Columnas / Política

A votar, aunque no sea la solución


Jueves, 31 de enero de 2019
El Faro

Ha terminado, por fin, una campaña larga, tensa y caracterizada por la demagogia, el intercambio de insultos y la ausencia de propuestas. El domingo 3 de febrero la ciudadanía se verá forzada a votar por uno de los cuatro proyectos políticos y sus candidatos sin que uno solo de ellos haya mostrado un compromiso firme con el diálogo, el intercambio de ideas, la transparencia y, sobre todo, la representación de los intereses de las mayorías. Ninguno de los cuatro ha honrado sin matices, con la decisión que cabe exigir a alguien que aspira a la jefatura de Estado, estos valores centrales de la democracia.

Aun así, este domingo estamos llamados, obligados por principio, a votar.

Elegir a nuestros representantes es uno de nuestros principales derechos, pero la Constitución los establece también como un deber.

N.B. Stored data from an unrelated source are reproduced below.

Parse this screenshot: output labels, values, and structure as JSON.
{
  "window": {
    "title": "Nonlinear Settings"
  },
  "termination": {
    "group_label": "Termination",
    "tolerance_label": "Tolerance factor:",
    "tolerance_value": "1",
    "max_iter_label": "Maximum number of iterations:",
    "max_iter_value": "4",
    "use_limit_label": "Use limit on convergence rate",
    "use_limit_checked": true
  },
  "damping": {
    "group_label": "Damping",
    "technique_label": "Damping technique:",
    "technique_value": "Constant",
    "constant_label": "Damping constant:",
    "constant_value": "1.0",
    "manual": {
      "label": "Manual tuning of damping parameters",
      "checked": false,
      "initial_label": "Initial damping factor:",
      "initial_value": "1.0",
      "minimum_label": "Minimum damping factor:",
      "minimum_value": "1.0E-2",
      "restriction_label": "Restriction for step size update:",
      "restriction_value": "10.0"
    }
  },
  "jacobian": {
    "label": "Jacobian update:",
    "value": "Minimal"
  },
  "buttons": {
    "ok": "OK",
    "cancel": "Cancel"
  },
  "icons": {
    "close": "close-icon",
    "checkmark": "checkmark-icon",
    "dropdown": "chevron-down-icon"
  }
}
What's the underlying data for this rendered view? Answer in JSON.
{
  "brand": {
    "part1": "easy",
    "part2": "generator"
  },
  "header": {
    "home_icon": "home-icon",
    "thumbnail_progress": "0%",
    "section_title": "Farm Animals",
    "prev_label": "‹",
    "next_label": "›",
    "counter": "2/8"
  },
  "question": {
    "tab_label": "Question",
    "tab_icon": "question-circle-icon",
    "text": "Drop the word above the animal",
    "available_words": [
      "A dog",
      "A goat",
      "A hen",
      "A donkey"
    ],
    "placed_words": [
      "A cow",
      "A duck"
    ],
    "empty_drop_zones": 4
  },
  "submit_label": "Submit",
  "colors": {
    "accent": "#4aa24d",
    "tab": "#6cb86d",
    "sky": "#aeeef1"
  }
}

Lo hace porque la democracia requiere necesariamente de la participación de los miembros de la sociedad, porque en democracia el futuro se construye con la suma y articulación de nuestras diferencias de visión y criterio, porque en una elección no solo elegimos a quien ostentará un poder e impulsará y ejecutará medidas o estrategias, sino a quien debe representarnos en el intercambio de ideas y el debate democrático —con otros poderes del Estado, con otros actores nacionales, con otras naciones— del que deberían salir las políticas que mejor nos permitan avanzar hacia el desarrollo pleno de cada uno de los ciudadanos.

La democracia no es solo el gobierno de las mayorías —sobra decir que menos aún de una sola persona— sino el gobierno conjunto para las mayorías. Es decir, para que una democracia funcione no basta con que una mayoría elija a sus autoridades, sino que es necesario que estas autoridades sirvan en respeto al pluralismo los intereses de las mayorías. Y en nuestro país, las mayorías son pobres. Y sus necesidades y derechos no han recibido respuesta justa de ningún gobierno de las últimas décadas.

Probablemente por eso asistimos al final de una etapa. Desde los Acuerdos de paz dos partidos, dos extremas surgidas por y para la guerra en la década anterior, coparon el sistema político y se convirtieron, con su antagonismo ideológico y simbólico, en la razón de existir del otro. Hicieron política considerando al otro un enemigo definitivo, y cerraron espacios a nada que no fuera vencerlo. Nunca entendieron que el bipartidismo puede ser un motor de dos tiempos y se distribuyeron el poder de manera excluyente. Se disputaron ambos el mérito de la paz mientras ambos hacían que el país viviera en una permanente trinchera.

Eso, independientemente del resultado de esta elección, ha terminado.

Parte del mérito corresponde al candidato que encabeza hoy todas las encuestas, Nayib Bukele, que gestó su propio proyecto sobre los hombros del FMLN pero ya escindido de esa vieja bandera ha conseguido llevarlo hasta las puertas de casa presidencial. Es hoy quien más probabilidades tiene de ganar la elección. Pero mérito han tenido también Arena y el Frente en el desgaste de su propio pacto bipartidista: ambos han consentido la corrupción, perdieron el contacto con la población y sus cambios culturales y generacionales, y sobre todo fueron incapaces de impulsar un proyecto político que mejorara las condiciones de la gente. Si algo supondrá esta elección es el fin del dominio incuestionable de esos dos grandes partidos y de su capacidad de generar esperanza. Incluso si inesperadamente alguno de ellos se alza en segunda vuelta con la presidencia, el sistema se ha quebrado.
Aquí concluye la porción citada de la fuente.